Polyploidy and interspecific hybridization are common features of plant
evolution that are exploited in plant breeding to generate novelty,
increase vigor, and stack desirable alleles from different species (Alix
et al., 2017). Tree and vine crops often rely on interspecific hybrid
rootstocks to increase vigor and resilience to biotic or abiotic
stresses without affecting fruit or nut quality in the grafted scion
(Warschefsky et al., 2015). In California, for example, production of
almonds (Prunus dulcis) (Ledbetter and Sisterson, 2008), walnuts(Juglans regia) (Ramasamy et al., 2021), and pistachios(Pistacia vera) (Ferguson et al., 2002) relies on rootstocks that
are interspecific hybrids. Each of these nut crops has a mating system
that can be exploited to generate large numbers of hybrid progeny
(self-incompatibility, monoecy, and dioecy, respectively), and superior
hybrid genotypes can be propagated clonally.

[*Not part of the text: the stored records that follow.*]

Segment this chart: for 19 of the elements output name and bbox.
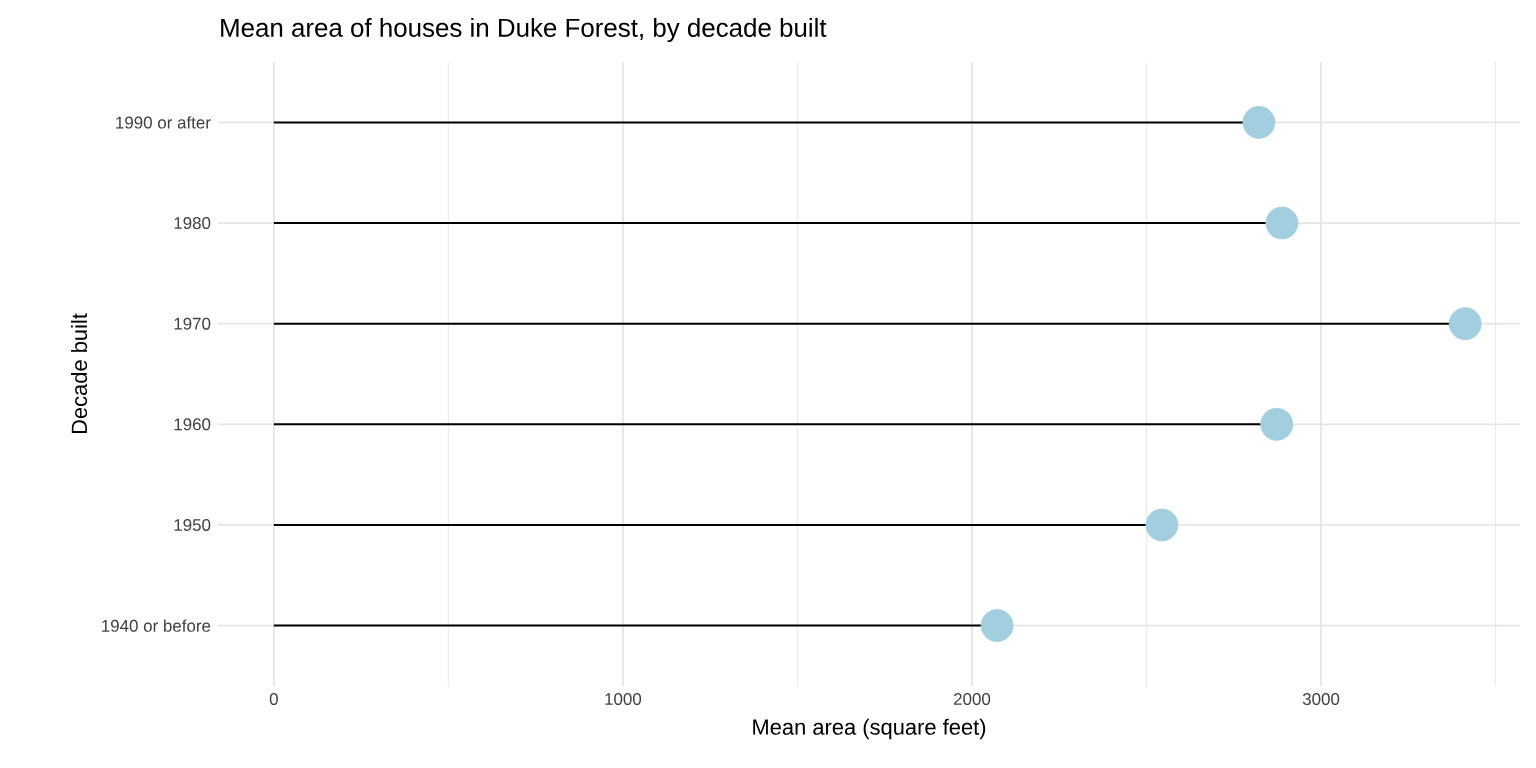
y-tick-label: 1950: [174, 518, 211, 531]
y-tick-label: 1980: [174, 217, 211, 230]
x-tick-label: 0: [269, 693, 278, 706]
point: [1265, 206, 1299, 240]
point: [1242, 105, 1276, 139]
y-tick-label: 1970: [174, 317, 211, 330]
point: [1260, 407, 1294, 441]
point: [980, 609, 1014, 643]
chart-title: Mean area of houses in Duke Forest, by decade built: [221, 17, 827, 43]
point: [1448, 307, 1482, 341]
point: [1145, 508, 1179, 542]
x-tick-label: 3000: [1302, 693, 1340, 706]
x-axis-title: Mean area (square feet): [753, 718, 986, 740]
x-tick-label: 1000: [605, 693, 642, 706]
y-tick-label: 1990 or after: [116, 116, 211, 129]
y-tick-label: 1960: [174, 418, 211, 431]
y-tick-label: 1940 or before: [102, 619, 211, 632]
y-axis-title: Decade built: [71, 313, 88, 434]
x-tick-label: 2000: [953, 693, 991, 706]
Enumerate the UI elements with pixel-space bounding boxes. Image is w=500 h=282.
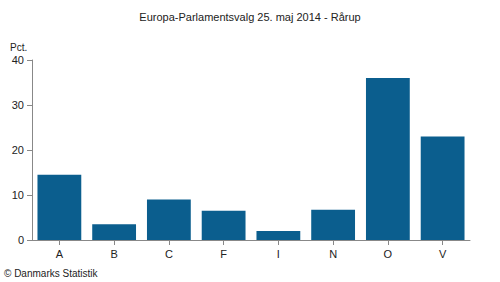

However, genetic gain in
tree breeding programs is generally slow due to the time and space
required for evaluation, as well as the difficulty of genotyping highly
heterozygous material.
This study evaluates different methods for generating genotype data from
elite populations of interspecific hybrid pistachio (P. atlantica
X P. integerrima ; n=725) and walnut (J. microcarpa X J. regia ;
n=228) rootstocks. Short read sequencing was performed on
reduced-representation libraries for each species. A typical workflow
would be to align the resulting reads against either the maternal (P1)
or paternal (P2) genome (Figure 1). Because interspecific hybrids are
composed of one haploid gamete from each parent, we expected that
alignment to both parental genomes simultaneously (P1+P2) would result
in haploid data, avoiding depth thresholding and greatly increasing
genotyping efficiency for heterozygous germplasm.